Saint Andrew’s Episcopal Church

2015 Glenarm Place

ST. ANDREW’S EPISCOPAL CHURCH: GOTHIC REVIVAL STAPLE IN CURTIS PARK

Why do you think Gothic Revival was such a popular style for religious buildings in the early 20th century? 

The current Gothic Revival cathedral is the third location that has served as a home for one of the oldest Episcopal congregations in Denver. It sits at 26th and Curtis Streets, where St. John’s in the Wilderness (Colorado’s first Episcopal parish) was already operating a Sunday school in the rapidly growing Curtis Park neighborhood.   

Structure
The church is a small (approximately 40×70 feet) L-shaped structure built out of Harvard Brick with limestone lintels and tan belt courses with a slate roof. The exterior is ornamented with wooden Gothic tracery on the windows and porches. Connected to the church by an arch is an addition designed by Jacques Benedict and built in 1928. The Clergy House is compatible in design and detail with the original Ralph Adams Cram building. St. Andrew’s bell is one of the largest and most beautifully toned in all of downtown Denver and for years has marked the passing of the hours. The bell is housed in a timber-framed tower adjacent to the church. 

The interior is dominated by tall pointed Gothic arches made of brick. A beamed ceiling and diamond patterned amber leaded glass windows are important decorative features of the building. St. Andrews is ornamented with paintings and sculpture including a Sienese Madonna which stands watch at the door, and opposite, an 18th century Portuguese Sorrowful Mother and Spanish Monastic stalls carved by Franciscans a hundred years ago for the Queen of Missions, Santa Barbara. A santo hangs on the wall, and an Edwardian Rerardos, by the Denver Artist Albert Byran Olsen, adorns the high altar. There is a Romanesque baptismal fount by the front entrance (St. Andrew’s Episcopal Church National Register of Historic Places Nomination Form). 

Congregation and History
Ground was broken on March 18, 1874, and the building was ready for occupancy on Trinity Sunday of that year. The new church building was formally opened by the bishop under the name Trinity Memorial Chapel. Between 1880 and 1895, the church was enlarged to a total seating capacity of 350 people. Soon after this expansion, however, the parish membership began to decline. The demographics of Denver were changing and Curtis Park was no longer a fashionable neighborhood. In 1880, the cornerstone was laid for the new Cathedral of St. John the Evangelist at 19th and Welton Streets.  

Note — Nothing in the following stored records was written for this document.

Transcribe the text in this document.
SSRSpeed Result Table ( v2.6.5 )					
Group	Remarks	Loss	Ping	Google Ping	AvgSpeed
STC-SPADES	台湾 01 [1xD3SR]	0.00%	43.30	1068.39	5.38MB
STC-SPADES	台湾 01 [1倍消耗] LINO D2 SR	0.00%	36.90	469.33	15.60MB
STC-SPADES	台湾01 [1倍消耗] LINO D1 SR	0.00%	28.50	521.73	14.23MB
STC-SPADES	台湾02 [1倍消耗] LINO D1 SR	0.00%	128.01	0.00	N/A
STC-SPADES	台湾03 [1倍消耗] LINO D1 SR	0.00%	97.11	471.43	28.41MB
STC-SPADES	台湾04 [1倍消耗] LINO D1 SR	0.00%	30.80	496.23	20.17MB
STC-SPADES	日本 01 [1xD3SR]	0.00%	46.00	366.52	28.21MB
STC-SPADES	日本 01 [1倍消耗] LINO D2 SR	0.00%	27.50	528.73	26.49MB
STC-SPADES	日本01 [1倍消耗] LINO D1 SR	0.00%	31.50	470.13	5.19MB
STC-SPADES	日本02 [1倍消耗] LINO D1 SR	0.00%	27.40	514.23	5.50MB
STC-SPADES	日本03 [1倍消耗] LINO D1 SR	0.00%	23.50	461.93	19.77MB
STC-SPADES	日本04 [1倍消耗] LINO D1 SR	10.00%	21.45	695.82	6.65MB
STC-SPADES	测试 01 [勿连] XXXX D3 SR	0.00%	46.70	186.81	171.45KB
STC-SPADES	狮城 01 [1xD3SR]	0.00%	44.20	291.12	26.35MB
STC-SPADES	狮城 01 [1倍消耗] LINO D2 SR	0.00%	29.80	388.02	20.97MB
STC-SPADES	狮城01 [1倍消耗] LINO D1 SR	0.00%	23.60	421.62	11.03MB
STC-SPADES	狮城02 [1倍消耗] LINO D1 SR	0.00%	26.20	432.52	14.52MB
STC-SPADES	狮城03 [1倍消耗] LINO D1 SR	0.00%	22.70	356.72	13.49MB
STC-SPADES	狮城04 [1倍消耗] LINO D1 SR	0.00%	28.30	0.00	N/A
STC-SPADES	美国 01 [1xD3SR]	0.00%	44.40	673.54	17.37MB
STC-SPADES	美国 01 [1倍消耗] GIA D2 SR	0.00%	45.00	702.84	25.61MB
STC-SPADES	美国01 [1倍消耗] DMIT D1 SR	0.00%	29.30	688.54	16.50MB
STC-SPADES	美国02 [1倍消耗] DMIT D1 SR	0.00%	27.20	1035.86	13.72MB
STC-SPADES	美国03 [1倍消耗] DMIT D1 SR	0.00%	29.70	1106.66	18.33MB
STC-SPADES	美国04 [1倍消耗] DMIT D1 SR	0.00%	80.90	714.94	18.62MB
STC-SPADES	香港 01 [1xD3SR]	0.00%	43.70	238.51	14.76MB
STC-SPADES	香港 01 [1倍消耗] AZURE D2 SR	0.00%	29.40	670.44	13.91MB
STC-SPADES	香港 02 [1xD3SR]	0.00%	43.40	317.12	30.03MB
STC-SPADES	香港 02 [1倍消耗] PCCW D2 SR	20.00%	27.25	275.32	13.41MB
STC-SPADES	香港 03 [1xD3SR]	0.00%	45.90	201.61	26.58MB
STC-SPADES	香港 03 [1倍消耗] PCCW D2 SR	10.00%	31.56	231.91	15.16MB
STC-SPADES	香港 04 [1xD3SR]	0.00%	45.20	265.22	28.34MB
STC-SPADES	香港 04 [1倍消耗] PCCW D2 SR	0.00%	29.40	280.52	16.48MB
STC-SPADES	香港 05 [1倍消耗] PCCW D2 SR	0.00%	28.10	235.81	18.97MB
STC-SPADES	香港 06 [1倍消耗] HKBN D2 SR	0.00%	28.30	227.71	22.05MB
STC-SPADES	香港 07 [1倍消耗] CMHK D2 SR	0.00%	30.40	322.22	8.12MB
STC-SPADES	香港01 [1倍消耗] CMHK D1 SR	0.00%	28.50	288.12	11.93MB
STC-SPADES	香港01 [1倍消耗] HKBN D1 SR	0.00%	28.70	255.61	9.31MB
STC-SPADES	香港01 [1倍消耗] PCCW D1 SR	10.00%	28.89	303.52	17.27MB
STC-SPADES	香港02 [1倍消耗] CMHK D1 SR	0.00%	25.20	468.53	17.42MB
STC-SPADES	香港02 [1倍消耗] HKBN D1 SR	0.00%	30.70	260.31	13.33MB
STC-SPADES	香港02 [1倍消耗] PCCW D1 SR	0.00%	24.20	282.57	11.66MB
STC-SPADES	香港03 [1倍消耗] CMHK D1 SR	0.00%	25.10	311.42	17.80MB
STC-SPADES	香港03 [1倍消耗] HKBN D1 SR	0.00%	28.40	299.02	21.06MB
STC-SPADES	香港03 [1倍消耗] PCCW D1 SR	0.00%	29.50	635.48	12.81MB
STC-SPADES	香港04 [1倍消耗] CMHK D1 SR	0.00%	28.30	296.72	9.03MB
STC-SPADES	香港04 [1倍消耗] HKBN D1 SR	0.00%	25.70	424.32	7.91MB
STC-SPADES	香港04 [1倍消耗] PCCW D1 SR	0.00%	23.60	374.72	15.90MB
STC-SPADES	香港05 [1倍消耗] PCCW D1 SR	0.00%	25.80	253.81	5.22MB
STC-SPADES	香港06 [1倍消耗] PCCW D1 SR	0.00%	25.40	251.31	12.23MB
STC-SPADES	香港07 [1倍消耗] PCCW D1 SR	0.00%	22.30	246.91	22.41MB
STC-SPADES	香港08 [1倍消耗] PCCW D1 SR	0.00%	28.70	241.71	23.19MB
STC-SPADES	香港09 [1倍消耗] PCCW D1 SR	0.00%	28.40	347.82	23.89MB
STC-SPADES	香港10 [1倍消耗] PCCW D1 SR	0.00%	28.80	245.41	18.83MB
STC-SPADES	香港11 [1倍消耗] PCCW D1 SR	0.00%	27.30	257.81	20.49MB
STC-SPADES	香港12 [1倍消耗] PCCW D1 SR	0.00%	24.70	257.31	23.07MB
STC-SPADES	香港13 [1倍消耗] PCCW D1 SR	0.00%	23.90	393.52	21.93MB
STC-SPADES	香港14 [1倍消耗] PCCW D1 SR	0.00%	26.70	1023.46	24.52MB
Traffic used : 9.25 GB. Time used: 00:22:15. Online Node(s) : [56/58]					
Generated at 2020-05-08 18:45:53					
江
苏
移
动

On the night of May 15, 1903, an arson fire destroyed the Cathedral. The Cathedral vestry decided that they would not rebuild at the Welton St. location. In 1904, the Trinity Memorial building was so badly deteriorated that the congregation decided to rebuild on a site owned by the Diocese, adjacent to the site previously occupied by St. John’s Cathedral.  

Sometime around 1919, the membership opted for the name St. Andrew’s, presumably to avoid confusion with the larger Trinity Methodist Episcopal, just a few blocks away. In the 1920’s, Father Neil Stanley, a renowned preacher and spiritual director, became rector of St. Andrew’s. Father Stanley brought both Anglo-Catholic liturgy and a heartfelt concern for the poor of the neighborhood, a tradition that continues to this day. During his tenure, a rectory, which now serves as St. Andrew’s parish house, was built on the lot south of the church.  

In 1986, major repairs on St. Andrew’s structure included a new composite roof, new plaster and paint, and an oak floor that was laid over the asbestos tiles. Tim Hinz, a local woodworking artist, made a freestanding altar. The men of St. John’s removed asphalt and planted trees. The church was rededicated on the Feast of St. Andrew’s, 1988. On All Soul’s Day 1999, a fire broke out in the undercroft of the church, causing significant smoke damage to the entire nave and sanctuary. The congregation worshipped for nine months at the nearby Temple Events Center while the church was undergoing restoration. The church organ was ruined in the fire, and an organ committee was formed to select an appropriate instrument for the church. A Buzard pipe organ was placed in the church following a successful Capital Campaign (St. Andrew’s Episcopal Church Fact Sheet).  

Neighborhood
Curtis Park is one of Denver’s oldest neighborhoods, springing up between 1870 and 1893.  The population of the city’s first “Streetcar Suburb” was encouraged by international immigration and migration within the U.S., but was fairly homogeneous; mostly northern European. In the second half of the 20th century, the neighborhood became more diverse as its population came to include substantial numbers of Mexican-Americans and Japanese-Americans (Curtis Park: Denver’s Oldest Neighborhood). 

References 

St. Andrew’s Episcopal Church National Register of Historic Places Nomination Form. 

St. Andrew’s Episcopal Church Fact Sheet.